Soundtrack for Life
This last year was one of travel. I was in New York from January to April; back in Waterloo from May to August; then Sydney from September to Christmas. Each time with its own music: unrelated songs but that I’d been listening to them at that time. That’s how I am with music… obsessive. A short list of songs over and over, with high turnover. The result is music that becomes burned into my consciousness, tied to the people and places of a particular time period.
From New York
- Frank Sinatra - Fly Me To The Moon
- The Foundations - Build Me Up Buttercup
- Kingsbury Manx - 900 Years
- Norah Jones - Creepin’ In
- Aerosmith - Blind Man
I bought that Sinatra compilation at the Times Square Virgin the first day I arrived in New York, and eventually gave it away as a gift. The Aerosmith best-of album made great listening on the clangy NYC subway. I think I picked up that Norah Jones CD to prep a bit for when I heard her playing live at a bar in Gramercy. I wouldn’t turn twenty-one until June, but they weren’t carding that night, and a kind stranger even bought me a drink.
From Waterloo
- Susan Cagle - Manhattan Cowboy
- Matthew Sweet - Girlfriend
- Kansas - Carry On Wayward Son
- The Seatbelts - Ask DNA
- ZZ Top - Sharp Dressed Man
The summer was dominated by tracks featured in the Guitar Hero games, which saw fairly consistent usage at the house I was in. I had seen Susan Cagle performing in the Union Square station my very last morning in New York, on the way to the airport. I ended up being early for my flight home and regretted not staying longer to hear, but tried to compensate by listening to her CD all summer.
From Sydney
- Little Birdy - Come On, Come On
- Blind Faith - Can’t Find My Way Home
- Rolling Stones - She’s A Rainbow
- 4hero - Les Fleurs
- The Andrews Sisters - Boogie Woogie Bugle Boy
A mixed bag here. I had a handful of Stones songs in my library previously, but somehow missed out on She’s a Rainbow until recently; I encountered it through the gorgeous Sony Bravia ad campaign that was playing on Australian television.
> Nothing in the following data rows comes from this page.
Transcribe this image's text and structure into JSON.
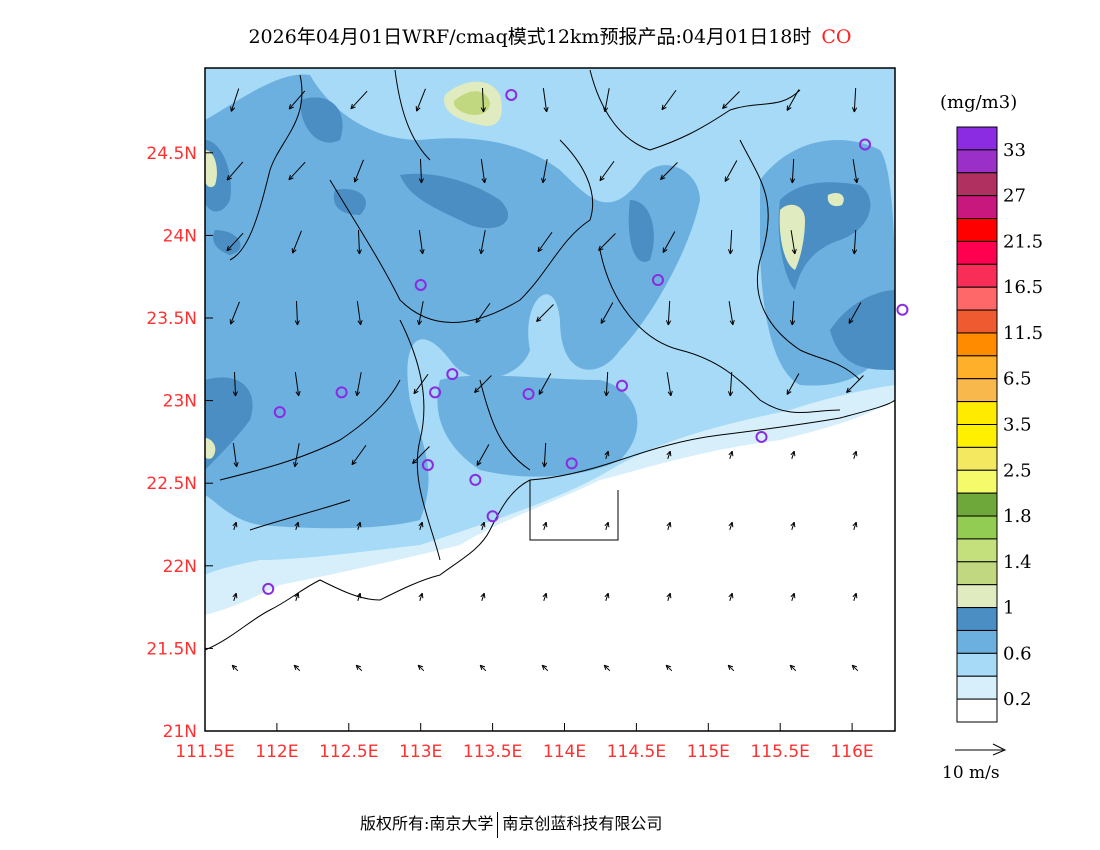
{
  "title": {
    "main": "2026年04月01日WRF/cmaq模式12km预报产品:04月01日18时",
    "species": "CO"
  },
  "map": {
    "lon_range": [
      111.5,
      116.5
    ],
    "lat_range": [
      21,
      25
    ],
    "y_ticks": [
      "24.5N",
      "24N",
      "23.5N",
      "23N",
      "22.5N",
      "22N",
      "21.5N",
      "21N"
    ],
    "y_tick_values": [
      24.5,
      24,
      23.5,
      23,
      22.5,
      22,
      21.5,
      21
    ],
    "x_ticks": [
      "111.5E",
      "112E",
      "112.5E",
      "113E",
      "113.5E",
      "114E",
      "114.5E",
      "115E",
      "115.5E",
      "116E"
    ],
    "x_tick_values": [
      111.5,
      112,
      112.5,
      113,
      113.5,
      114,
      114.5,
      115,
      115.5,
      116
    ],
    "stations": [
      [
        113.63,
        24.85
      ],
      [
        116.09,
        24.55
      ],
      [
        113.0,
        23.7
      ],
      [
        114.65,
        23.73
      ],
      [
        116.35,
        23.55
      ],
      [
        112.45,
        23.05
      ],
      [
        112.02,
        22.93
      ],
      [
        113.22,
        23.16
      ],
      [
        113.1,
        23.05
      ],
      [
        113.75,
        23.04
      ],
      [
        114.4,
        23.09
      ],
      [
        115.37,
        22.78
      ],
      [
        113.05,
        22.61
      ],
      [
        114.05,
        22.62
      ],
      [
        113.38,
        22.52
      ],
      [
        113.5,
        22.3
      ],
      [
        111.94,
        21.86
      ]
    ],
    "station_color": "#8a2be2"
  },
  "colorbar": {
    "unit": "(mg/m3)",
    "colors": [
      "#8b2be2",
      "#9b30c8",
      "#b03060",
      "#c8187e",
      "#ff0000",
      "#ff0050",
      "#f82e58",
      "#ff6868",
      "#f05a30",
      "#ff8c00",
      "#ffb02a",
      "#f8b84c",
      "#ffeb00",
      "#fff000",
      "#f4e860",
      "#f4fa6a",
      "#6ea83a",
      "#92cc52",
      "#c4e07c",
      "#c2d880",
      "#e0ecc0",
      "#4a8ec4",
      "#6cb0e0",
      "#a6daf6",
      "#d6effb",
      "#ffffff"
    ],
    "labels": [
      "33",
      "27",
      "21.5",
      "16.5",
      "11.5",
      "6.5",
      "3.5",
      "2.5",
      "1.8",
      "1.4",
      "1",
      "0.6",
      "0.2"
    ],
    "wind_ref": "10 m/s"
  },
  "footer": {
    "left": "版权所有:南京大学",
    "right": "南京创蓝科技有限公司"
  }
}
The Little Birdy song was covered by a contestant on Australian Idol, and Boogie Woogie Bugle Boy I heard played at a dance, and makes for terrific Balboa.
Being in the co-op programme at Waterloo has meant that my life for the past few years has been neatly divisible into wildly varying four-month chunks. It’s an interesting experience to sort my MP3 library by date added, scroll to some random point, and see what memories a particular set of songs can evoke.